Pittsburgh began as a frontier settlement. The smoky spectacle described in
travelers’ accounts advertised its abundant coal and industrial promise. Valued for
economic potential rather than civic culture, Pittsburgh’s future seemed precarious.
Environmental sacrifice shored up its uncertain prospects.
Nuisance judgements and local newspapers characterized opposition to smoke as a
threat to economic necessity – arising from luxurious and vicious tastes of coddled and feminized elites. By the 1880s technological changes, especially the introduction of natural
gas, broke connections between particular production processes and economic success. For
skilled workers of Pittsburgh’s National Labor Tribune, and their employers, values like
cleanliness, previously regarded as antithetical to industry, became supportive of it. Natural
gas made better steel, iron and glass than bituminous coal. Changes in class structure and
social geography encouraged elites to reject provincialism and frontier exceptionalism.

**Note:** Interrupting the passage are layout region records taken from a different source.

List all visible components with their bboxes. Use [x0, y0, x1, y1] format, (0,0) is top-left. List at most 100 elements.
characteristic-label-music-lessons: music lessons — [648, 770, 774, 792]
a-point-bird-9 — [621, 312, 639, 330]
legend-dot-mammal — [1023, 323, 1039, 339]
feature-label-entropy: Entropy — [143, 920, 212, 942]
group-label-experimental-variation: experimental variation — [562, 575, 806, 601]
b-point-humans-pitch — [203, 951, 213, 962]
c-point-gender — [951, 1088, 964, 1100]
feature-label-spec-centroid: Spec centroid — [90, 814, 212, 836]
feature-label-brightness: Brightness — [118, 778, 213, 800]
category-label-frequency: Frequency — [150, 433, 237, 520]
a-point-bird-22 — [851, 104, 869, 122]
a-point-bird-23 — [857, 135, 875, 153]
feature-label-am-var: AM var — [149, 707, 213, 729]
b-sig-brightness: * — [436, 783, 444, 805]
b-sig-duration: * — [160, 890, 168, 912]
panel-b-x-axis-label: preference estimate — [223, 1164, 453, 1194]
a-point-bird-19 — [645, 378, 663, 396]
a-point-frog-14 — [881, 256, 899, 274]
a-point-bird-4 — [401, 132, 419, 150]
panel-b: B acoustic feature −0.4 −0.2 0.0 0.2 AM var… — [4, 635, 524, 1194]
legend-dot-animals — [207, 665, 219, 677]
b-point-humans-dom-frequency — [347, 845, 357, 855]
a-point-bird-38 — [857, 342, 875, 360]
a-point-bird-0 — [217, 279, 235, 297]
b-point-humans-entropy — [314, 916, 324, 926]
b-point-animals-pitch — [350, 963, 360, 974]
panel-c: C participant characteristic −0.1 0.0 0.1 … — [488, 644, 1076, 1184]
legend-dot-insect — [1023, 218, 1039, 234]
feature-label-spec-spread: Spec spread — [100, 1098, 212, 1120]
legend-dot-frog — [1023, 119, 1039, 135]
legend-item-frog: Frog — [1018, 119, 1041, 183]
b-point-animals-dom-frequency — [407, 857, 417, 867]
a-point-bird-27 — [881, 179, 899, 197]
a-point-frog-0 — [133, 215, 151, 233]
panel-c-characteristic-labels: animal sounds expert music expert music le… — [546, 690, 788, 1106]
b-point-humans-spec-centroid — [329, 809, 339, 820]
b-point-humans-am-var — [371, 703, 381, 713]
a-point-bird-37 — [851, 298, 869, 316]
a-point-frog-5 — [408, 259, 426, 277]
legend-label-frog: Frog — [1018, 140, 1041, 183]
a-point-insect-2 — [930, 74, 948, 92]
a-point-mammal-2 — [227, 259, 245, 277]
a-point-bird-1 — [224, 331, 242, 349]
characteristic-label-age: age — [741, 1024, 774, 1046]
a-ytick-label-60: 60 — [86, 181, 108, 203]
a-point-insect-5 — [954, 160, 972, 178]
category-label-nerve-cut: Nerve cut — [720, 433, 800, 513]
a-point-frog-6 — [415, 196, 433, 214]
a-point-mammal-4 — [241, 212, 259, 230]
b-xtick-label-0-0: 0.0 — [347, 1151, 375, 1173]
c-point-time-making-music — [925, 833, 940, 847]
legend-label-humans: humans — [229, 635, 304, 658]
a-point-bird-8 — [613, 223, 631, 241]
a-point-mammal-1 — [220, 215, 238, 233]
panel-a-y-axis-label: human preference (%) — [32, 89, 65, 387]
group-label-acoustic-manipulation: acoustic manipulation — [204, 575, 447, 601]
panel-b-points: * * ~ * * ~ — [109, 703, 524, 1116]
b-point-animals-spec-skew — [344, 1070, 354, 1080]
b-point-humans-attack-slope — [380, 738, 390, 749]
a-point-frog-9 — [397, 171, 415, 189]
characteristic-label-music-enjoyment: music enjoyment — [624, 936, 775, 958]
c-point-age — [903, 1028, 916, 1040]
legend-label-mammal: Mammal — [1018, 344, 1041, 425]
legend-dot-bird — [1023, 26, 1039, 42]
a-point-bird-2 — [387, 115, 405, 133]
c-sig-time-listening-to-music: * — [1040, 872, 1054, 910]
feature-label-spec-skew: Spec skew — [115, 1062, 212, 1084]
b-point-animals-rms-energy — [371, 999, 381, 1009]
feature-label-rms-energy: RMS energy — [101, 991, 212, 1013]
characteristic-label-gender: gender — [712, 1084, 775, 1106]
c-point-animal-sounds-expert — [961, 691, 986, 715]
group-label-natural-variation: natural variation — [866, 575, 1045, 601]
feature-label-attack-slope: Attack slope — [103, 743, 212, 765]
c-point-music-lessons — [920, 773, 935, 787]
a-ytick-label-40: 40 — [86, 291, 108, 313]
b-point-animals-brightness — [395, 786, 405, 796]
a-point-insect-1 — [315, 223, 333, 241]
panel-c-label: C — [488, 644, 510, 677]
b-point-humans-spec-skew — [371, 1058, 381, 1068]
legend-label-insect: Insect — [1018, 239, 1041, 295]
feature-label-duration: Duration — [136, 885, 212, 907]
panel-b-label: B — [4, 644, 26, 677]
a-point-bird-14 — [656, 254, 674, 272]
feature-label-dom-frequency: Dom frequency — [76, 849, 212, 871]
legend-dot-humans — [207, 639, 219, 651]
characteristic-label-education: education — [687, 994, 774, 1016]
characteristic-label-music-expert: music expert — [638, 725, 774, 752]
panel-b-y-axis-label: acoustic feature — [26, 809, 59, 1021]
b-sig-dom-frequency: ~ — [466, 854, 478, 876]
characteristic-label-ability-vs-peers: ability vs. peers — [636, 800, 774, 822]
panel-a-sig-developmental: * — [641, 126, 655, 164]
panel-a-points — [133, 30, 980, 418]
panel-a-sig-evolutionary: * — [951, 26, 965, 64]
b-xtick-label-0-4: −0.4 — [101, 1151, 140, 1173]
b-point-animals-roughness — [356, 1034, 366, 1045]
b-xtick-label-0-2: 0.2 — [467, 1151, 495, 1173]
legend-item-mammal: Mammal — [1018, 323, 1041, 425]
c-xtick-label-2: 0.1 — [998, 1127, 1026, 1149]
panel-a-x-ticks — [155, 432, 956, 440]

From the 1890s on, interest in economic diversification justified smoke abatement
through values formerly seen as threats to economic welfare: leisure, consumption, and
domesticity, embodied in real estate and retail commerce. The Mellon Institute Smoke
Investigation and its successor studies (1911-1941) exhibit the interplay of such interests
with changing environmental, scientific and reform orientations. Despite such sustained
efforts, environmental attitudes fluctuated as depression and defense industry booms
reshaped civic hopes and fears.
Architects of Pittsburgh’s mid-twentieth century “Renaissance” would construct the
previous 150 years as an environmental Dark Age. Yet, Pittsburghers had no more
passively accepted smoke than they had unanimously resisted it. Throughout the period,
smoke had been put to varied political uses, serving diverse and shifting constituencies,
shaping and shaped by Pittsburgh’s social and cultural history.